The Imo State Government has backed the Trinity Old Boys Association (TOBA)’s renovation of the state-owned Trinity High School Oguta, saying alumni associations have a great role to play in educational development.
TOBA recently began the renovation of storey buildings in the school including five science laboratories, a computer classroom, a Youth Corpers Lodge, the principal’s office and toilets in the college, among others.
Others included structural integrity tests and reinforcements in the Science and Administrative blocks.
There was also woodwork, roofing, reflooring of electrical wiring, and installation of ceilings, steel doors and windows of the buildings, among others.
Trinity High School was founded in 1951 by the late Hon Chief Philip Udom.
Speaking during the commissioning of the project, Imo State Commissioner for Education, Prof. Johncliff Nwadike said educational development requires collective efforts.
He said: “Every person should be a critical stakeholder in the educational sector. The truth is that the government can’t do it alone. TOBA has intervened and shown good examples of giving back to the school that made them what they are today.
“We can’t be in a community and our schools are collapsing and we are keeping quiet. The school belongs to us and we should try as much as possible to do the little we can. When one roof goes off and we are watching it, waiting for the government to come, even when the government was unaware a roof was blown off, the whole thing will deteriorate.
“Communities should be partners in progress. Please, if something is happening intervene, but when the intervention is beyond your capacity, there is a need to report and inform the appropriate authorities. Government can’t be everywhere, but when you report, something will be done.”

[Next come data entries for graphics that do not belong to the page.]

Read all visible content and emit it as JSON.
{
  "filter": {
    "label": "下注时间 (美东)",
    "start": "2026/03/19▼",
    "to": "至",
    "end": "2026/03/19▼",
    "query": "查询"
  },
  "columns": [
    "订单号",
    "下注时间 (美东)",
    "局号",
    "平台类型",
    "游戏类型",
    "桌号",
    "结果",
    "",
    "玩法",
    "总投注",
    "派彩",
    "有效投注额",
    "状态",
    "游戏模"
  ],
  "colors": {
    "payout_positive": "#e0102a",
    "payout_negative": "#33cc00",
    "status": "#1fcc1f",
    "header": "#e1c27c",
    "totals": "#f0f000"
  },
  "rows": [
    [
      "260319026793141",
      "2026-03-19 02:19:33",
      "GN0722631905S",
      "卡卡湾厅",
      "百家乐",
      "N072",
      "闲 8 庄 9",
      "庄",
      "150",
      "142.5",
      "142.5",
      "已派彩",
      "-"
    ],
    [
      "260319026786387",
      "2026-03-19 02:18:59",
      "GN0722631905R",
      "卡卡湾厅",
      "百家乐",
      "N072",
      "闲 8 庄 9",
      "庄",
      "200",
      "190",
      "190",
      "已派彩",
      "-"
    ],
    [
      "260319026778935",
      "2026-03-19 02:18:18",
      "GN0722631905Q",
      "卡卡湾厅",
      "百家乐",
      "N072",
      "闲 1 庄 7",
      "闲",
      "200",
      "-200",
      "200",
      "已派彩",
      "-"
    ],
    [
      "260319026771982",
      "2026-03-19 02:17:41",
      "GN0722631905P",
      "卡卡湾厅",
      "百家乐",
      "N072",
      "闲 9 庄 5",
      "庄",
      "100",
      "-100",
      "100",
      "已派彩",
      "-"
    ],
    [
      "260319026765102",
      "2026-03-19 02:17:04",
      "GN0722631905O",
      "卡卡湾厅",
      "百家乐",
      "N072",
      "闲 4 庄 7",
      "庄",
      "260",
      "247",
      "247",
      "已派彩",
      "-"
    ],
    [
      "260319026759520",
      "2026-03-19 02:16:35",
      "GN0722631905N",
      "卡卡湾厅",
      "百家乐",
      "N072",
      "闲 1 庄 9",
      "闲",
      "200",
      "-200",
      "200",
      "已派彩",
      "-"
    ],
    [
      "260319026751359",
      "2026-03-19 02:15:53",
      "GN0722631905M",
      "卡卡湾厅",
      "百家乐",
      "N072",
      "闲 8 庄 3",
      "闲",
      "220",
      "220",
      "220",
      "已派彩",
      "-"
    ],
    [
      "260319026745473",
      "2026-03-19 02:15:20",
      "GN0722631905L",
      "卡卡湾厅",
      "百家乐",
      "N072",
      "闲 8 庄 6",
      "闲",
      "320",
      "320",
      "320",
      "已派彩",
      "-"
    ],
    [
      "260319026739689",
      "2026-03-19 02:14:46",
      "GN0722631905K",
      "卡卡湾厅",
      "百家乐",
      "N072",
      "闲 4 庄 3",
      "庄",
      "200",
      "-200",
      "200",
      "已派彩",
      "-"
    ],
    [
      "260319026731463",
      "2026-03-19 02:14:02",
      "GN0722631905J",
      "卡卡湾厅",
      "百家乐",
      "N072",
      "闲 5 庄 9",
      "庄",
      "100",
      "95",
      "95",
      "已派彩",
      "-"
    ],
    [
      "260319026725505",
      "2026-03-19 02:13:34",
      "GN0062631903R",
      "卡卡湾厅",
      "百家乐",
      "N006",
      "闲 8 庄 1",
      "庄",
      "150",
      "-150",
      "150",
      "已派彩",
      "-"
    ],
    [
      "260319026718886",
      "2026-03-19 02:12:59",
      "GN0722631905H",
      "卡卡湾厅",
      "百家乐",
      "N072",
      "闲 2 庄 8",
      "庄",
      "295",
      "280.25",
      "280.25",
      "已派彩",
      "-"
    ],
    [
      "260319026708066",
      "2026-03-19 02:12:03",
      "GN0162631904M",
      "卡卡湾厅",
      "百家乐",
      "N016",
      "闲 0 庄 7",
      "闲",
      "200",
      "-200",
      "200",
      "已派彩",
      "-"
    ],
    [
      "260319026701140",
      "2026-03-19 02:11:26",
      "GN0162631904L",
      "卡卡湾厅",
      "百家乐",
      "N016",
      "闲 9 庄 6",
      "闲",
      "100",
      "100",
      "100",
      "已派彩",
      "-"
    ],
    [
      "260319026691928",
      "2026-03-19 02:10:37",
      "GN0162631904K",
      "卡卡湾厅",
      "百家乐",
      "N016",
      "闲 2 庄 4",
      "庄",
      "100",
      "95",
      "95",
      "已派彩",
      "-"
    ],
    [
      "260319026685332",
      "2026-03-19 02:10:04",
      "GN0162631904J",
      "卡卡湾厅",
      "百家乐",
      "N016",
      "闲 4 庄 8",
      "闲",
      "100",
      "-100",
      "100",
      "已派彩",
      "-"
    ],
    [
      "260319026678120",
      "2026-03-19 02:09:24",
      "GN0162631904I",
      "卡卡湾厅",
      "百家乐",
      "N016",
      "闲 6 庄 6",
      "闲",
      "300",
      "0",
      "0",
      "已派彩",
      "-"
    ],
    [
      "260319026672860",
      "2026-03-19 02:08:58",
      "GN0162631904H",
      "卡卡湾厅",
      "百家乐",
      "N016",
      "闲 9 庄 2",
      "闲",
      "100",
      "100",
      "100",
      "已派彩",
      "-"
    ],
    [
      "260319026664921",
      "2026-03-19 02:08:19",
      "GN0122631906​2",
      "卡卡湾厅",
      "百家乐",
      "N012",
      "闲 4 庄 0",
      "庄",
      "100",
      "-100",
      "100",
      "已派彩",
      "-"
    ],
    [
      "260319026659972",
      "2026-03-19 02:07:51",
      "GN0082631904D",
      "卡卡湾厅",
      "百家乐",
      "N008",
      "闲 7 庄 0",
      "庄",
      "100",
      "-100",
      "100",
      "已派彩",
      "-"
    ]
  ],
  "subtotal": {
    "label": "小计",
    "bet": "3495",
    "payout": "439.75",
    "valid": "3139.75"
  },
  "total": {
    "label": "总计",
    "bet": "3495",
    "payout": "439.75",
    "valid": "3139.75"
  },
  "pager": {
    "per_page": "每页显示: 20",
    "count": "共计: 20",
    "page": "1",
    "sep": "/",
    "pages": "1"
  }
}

President of TOBA Worldwide, who undertook the renovation project, Godwin Achunine, explained how things rapidly began to change in the school and other schools taken over by the government after the Nigerian civil war.
“The character and names of most schools taken over by the government changed. Standards fell. Dilapidation of buildings, lack of qualified teachers and ill-equipped laboratories became the order of the day.”
Recounting the state of the school when the old boys gathered together to renovate it, Achunine said that the school up to 2016 was in a sorry state of neglect and dilapidation until TOBA intervened.
“A worldwide reunion of Trinity old boys took place at the school assembly ground on the 30th of December 2016. Our old boys wept at the sorry sight of their alma mater. We didn’t want to see the school that produced us go out of existence and into oblivion. We resolved that day to embark on sacrificial contribution towards the renovation,” he said.